Новости теперь я читала все реже — среди оптимистичных заметок о прелестях метаморфоз почти ничего не писали о жертвах — тех, кто подвергся полной модификации. Сегодня в ленте наконец мелькнула заметка о Петербурге.
Самое высокое новодрево бывшей Северной Столицы обнаружено во дворе дома 13 по улице Жуковского. Высота растения составляет около 27 метров. Группа экспертов-ботаников определяет его как Вяз Шершавый (лат. Ulmus Glabra). Севернее Санкт-Петербурга представители данного вида встречаются лишь в Швеции.
Я тщетно пыталась увеличить мелкое фото в поисках знакомых черт. На фотографии — широкий ствол, расходящийся на две ветки в середине. Обычное дерево на фоне желтоватой стены дома. Руки задрожали, в глазах потемнело, а в носу запахло горелой древесиной. Чтобы не упасть, я с силой ухватилась корнями за поросшую дерном землю — лишь бы устоять.
Теперь я знала, что делать.
***
Дневной сон. Солнце ярко светит в окно, словно медом слепляет веки, и ты отдаешься дреме, засыпаешь с легким ощущением неуместности сна и собственной исключительности — не всем удается так отдохнуть в послеобеденный час. Когда случались плохие дни, спать днем хотелось особенно сильно. Настя от меня уехала. Эта мысль короедом грызанула изнутри.

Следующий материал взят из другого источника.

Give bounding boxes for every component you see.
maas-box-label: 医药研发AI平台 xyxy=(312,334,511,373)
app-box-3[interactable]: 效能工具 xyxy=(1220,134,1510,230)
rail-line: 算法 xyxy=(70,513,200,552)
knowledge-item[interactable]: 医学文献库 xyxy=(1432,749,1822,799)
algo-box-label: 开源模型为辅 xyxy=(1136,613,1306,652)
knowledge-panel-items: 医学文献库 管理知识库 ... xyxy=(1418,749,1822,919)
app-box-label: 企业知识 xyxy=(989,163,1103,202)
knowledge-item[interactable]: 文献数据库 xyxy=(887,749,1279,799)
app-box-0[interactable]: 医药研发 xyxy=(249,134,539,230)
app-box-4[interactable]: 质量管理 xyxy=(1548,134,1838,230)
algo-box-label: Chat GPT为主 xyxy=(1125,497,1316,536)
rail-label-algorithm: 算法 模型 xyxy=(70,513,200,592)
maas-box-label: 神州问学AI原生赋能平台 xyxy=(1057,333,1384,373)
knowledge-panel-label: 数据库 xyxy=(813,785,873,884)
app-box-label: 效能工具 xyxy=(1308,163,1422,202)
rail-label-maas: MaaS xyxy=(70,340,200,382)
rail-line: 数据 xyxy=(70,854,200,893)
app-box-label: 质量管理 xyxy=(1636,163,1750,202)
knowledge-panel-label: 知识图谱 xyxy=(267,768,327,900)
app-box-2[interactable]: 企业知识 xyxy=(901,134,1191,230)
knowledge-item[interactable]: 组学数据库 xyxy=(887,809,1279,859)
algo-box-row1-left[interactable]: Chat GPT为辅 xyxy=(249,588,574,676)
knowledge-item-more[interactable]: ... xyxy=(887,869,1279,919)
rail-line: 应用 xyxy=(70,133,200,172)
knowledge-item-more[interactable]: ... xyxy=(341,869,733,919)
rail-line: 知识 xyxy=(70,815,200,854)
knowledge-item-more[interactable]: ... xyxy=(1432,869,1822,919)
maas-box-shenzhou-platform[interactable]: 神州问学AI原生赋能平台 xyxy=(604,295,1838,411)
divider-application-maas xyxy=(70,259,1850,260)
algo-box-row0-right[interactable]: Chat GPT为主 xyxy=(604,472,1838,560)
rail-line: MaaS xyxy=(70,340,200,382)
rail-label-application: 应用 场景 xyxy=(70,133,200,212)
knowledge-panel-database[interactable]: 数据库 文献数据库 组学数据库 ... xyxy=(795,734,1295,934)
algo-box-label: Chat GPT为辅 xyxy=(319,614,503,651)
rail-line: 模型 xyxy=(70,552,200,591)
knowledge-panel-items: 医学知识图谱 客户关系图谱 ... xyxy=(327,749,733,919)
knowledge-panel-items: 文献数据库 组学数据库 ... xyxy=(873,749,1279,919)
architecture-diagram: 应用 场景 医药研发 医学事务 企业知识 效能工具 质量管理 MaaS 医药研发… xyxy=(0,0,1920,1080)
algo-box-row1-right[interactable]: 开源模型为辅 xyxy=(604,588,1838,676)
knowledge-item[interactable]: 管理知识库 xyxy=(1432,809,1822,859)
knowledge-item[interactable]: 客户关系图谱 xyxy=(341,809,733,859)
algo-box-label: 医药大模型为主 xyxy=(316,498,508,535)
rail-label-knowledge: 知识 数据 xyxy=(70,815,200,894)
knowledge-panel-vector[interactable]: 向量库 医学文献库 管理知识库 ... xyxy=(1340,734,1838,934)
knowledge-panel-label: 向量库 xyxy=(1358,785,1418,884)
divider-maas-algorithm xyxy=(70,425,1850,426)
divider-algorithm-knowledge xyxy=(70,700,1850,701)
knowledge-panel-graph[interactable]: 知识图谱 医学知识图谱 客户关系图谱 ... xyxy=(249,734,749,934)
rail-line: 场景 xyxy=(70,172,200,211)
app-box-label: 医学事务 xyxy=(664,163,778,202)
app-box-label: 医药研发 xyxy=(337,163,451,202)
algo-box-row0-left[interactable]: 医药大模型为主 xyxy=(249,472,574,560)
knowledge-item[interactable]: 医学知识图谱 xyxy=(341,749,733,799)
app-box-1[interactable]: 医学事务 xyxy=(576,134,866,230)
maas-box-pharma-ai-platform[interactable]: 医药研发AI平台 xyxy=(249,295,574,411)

Я чувствовал, как сон пробирается внутрь меня, как голова клонится к груди, а все тело наполняется тяжестью. Чудилось, будто ноги выросли непомерно — кажется, кто-то говорил мне, что это называется «синдром Алисы в стране Чудес». И потом босыми ногами я ломал асфальт, и мои стопы уходили куда-то глубже, а руки распахнулись так широко, словно я мог обнять весь этот город. Но обнимать хотелось только одну ее — ускользнувшую, тающую в сонной дымке. Хотелось нащупать ее сквозь землю, найти хотя бы самый тонкий ее корешок, дотронуться до него, как бывает соприкасаешься ночью ногами под наслоениями одеяла.
Мое тело — большое, весомое, возвышающееся, устремилось вверх и вглубь одновременно.
Ты тянешься к солнцу — могучие плечи расправив, борешься с ветром. А корни нежнее и бесконечней сети плетут метр за метром.
А потом снилось еще что-то темное, влажное, солоноватое, глинистое, и я был тонок и полз сквозь и искал, искал, искал, и было тоскливо, и одиночество прорастало повсюду, и снились опавшие листья, и было страшно, и все застывало будто бы окончательно.
А потом была весна и мои корни сплетались с корнями липы, и лето обещало быть лучшим, и просыпаться не хотелось.